Un mundo más sano... y que no sea una locura. Gracias.

domingo, 18 de enero de 2015

LA IMPORTANCIA DE PENSAR BIEN

La realidad es compleja, por eso existen pocas verdades absolutas y muchas relativas.

Está por ejemplo la verdad y "la verdad", como se diría en aquél mítico capítulo de Los Simpsons que seguramente recuerdas. O no:



Está tu verdad y mi verdad. Lo que te cuentan (el texto) y lo que te dicen (el subtexto).

La realidad es pues como un laberinto lleno de pasillos que no llevan a ninguna parte o sí (las verdades), y para no perdernos dentro de él usamos los procesos cognitivos (aprendizaje, razonamiento, memoria...) que nos conducen a atajos mentales que facilitan la comprensión de ese laberinto. Pero muchas veces nos equivocamos de camino o caemos en encerronas: son los sesgos cognitivos o falacias del pensamiento, es decir, juicios a los que atribuimos una validez que no existe ya que las premisas de las que se parte no son lógicas o no están relacionadas.

De ahí la importancia de pensar bien. Es importante poseer información, sí. Pero con poseer no basta, hay que currárselo: hay que procesar.

Y una parte fundamental en ese procesamiento es la atención.

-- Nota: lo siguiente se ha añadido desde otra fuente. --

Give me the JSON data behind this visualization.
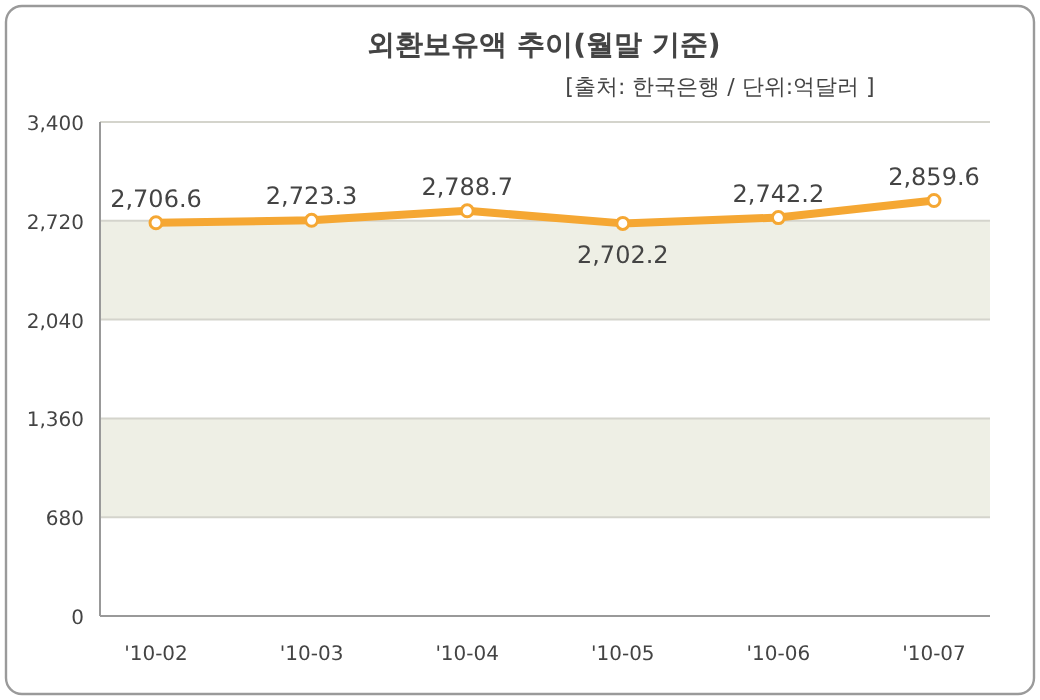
{
  "chart_data": {
    "type": "line",
    "title": "외환보유액 추이(월말 기준)",
    "subtitle": "[출처: 한국은행 / 단위:억달러 ]",
    "categories": [
      "'10-02",
      "'10-03",
      "'10-04",
      "'10-05",
      "'10-06",
      "'10-07"
    ],
    "series": [
      {
        "color": "#f5a733",
        "values": [
          2706.6,
          2723.3,
          2788.7,
          2702.2,
          2742.2,
          2859.6
        ],
        "value_labels": [
          "2,706.6",
          "2,723.3",
          "2,788.7",
          "2,702.2",
          "2,742.2",
          "2,859.6"
        ]
      }
    ],
    "ylim": [
      0,
      3400
    ],
    "yticks": [
      {
        "value": 0,
        "label": "0"
      },
      {
        "value": 680,
        "label": "680"
      },
      {
        "value": 1360,
        "label": "1,360"
      },
      {
        "value": 2040,
        "label": "2,040"
      },
      {
        "value": 2720,
        "label": "2,720"
      },
      {
        "value": 3400,
        "label": "3,400"
      }
    ],
    "grid": "y",
    "marker": "circle"
  }
}
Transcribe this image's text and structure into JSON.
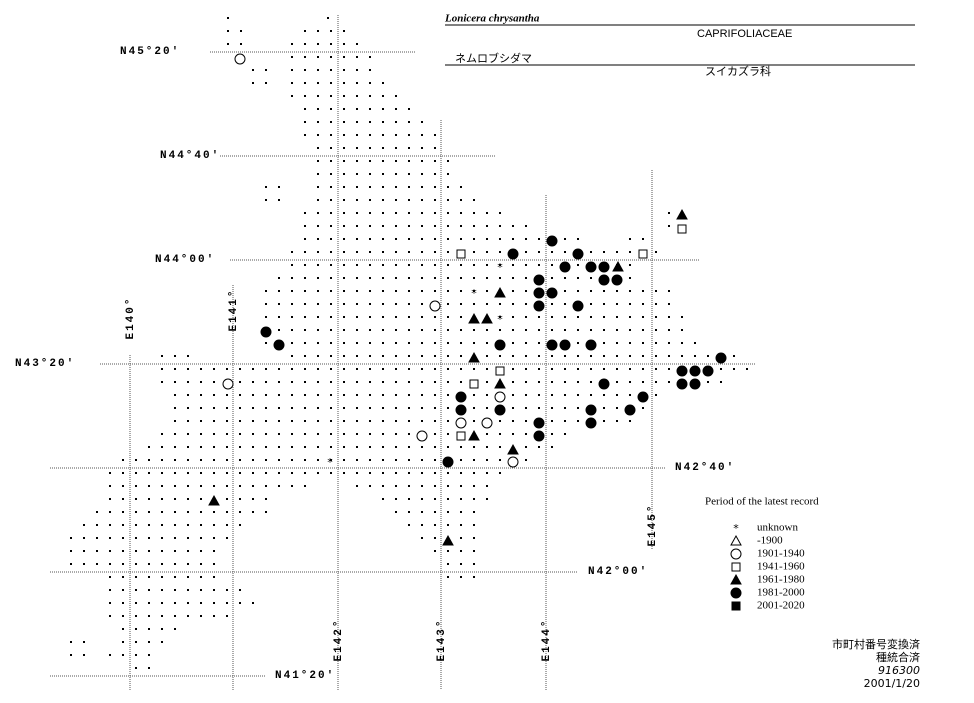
{
  "header": {
    "species": "Lonicera chrysantha",
    "family": "CAPRIFOLIACEAE",
    "japanese_name": "ネムロブシダマ",
    "japanese_family": "スイカズラ科"
  },
  "latitudes": [
    "N45°20′",
    "N44°40′",
    "N44°00′",
    "N43°20′",
    "N42°40′",
    "N42°00′",
    "N41°20′"
  ],
  "longitudes": [
    "E140°",
    "E141°",
    "E142°",
    "E143°",
    "E144°",
    "E145°"
  ],
  "legend": {
    "title": "Period of the latest record",
    "items": [
      "unknown",
      "-1900",
      "1901-1940",
      "1941-1960",
      "1961-1980",
      "1981-2000",
      "2001-2020"
    ]
  },
  "footer": [
    "市町村番号変換済",
    "種統合済",
    "916300",
    "2001/1/20"
  ]
}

Según hacia dónde dirijas tu foco de atención, podrás discernir de un modo más claro las grandes verdades de las verdades menores. Por ejemplo:
  • Es verdad que para este año se espera que España crezca en términos macroeconómicos. También lo es que no se espera que ese crecimiento se note en los hogares ni en los datos del paro de manera significativa. La tendencia está cambiando, dice el Gobierno. Menos mal, después de seis años de crisis. Y por otra parte no está demostrado que el crecimiento económico vaya aparejado a un mayor bienestar social; China por ejemplo creció hasta convertirse en la 2ª potencia mundial y los niveles de pobreza son muy altos del mismo modo que paupérrimas las condiciones de los trabajadores. ¿Por qué sucede esto? Pueden intervenir diversos factores, pero está claro que si vivimos en una sociedad desigual, el crecimiento económico puede no alcanzar a las clases bajas y/o medias. Para ejemplo un botón:
Un complejo esquema sobre economía. XD
  • Es verdad que los últimos datos del paro son buenos y se espera que sigan mejorando durante este 2015. También lo es que aún hoy sigue habiendo mayor número de parados que cuando el Gobierno actual empezó su mandato, un Gobierno que prometió que con ellos bajaría el paro. Y cuidado porque: esto puede llegar a convertirse también en verdad. Es posible que al término de la legislatura de este Gobierno los datos del paro desciendan por debajo de lo que se encontró cuando empezaron. Pero es muy difícil imaginar que la diferencia no vaya a ser escasa. Se habrán invertido 4 años de recortes y de éxodo masivo de españoles para que pueda lograrse, y además te lo venderán como un exitazo...

    Y LO SABES
  • Es verdad que en España existe un problema de economía sumergida proveniente de la clase trabajadora. Pero si te dijera que me puntuases de un 1 a 5 qué piensas que es más grave para la economía, que si haya gente cobrando el paro y trabajando en negro, o grandes fortunas desviando dinero a paraísos fiscales, ¿qué contestarías? No conozco tu respuesta, pero está demostrado que la mayor parte de lo que se defrauda en España proviene de grandes empresas y fortunas. Y todos sabemos hacia dónde, precisamente, ponen el foco de atención determinados partidos políticos, y hacia dónde lo pretenden poner otros. Si les dejamos.  
Piensa bien y estate muy, muy atento a lo que te van a decir durante este 2015 porque ello va a ser decisivo en la calidad de tu proceso de toma de decisiones. Porque de ello va a depender que salgas del laberinto... o te quedes definitivamente atrapado en él.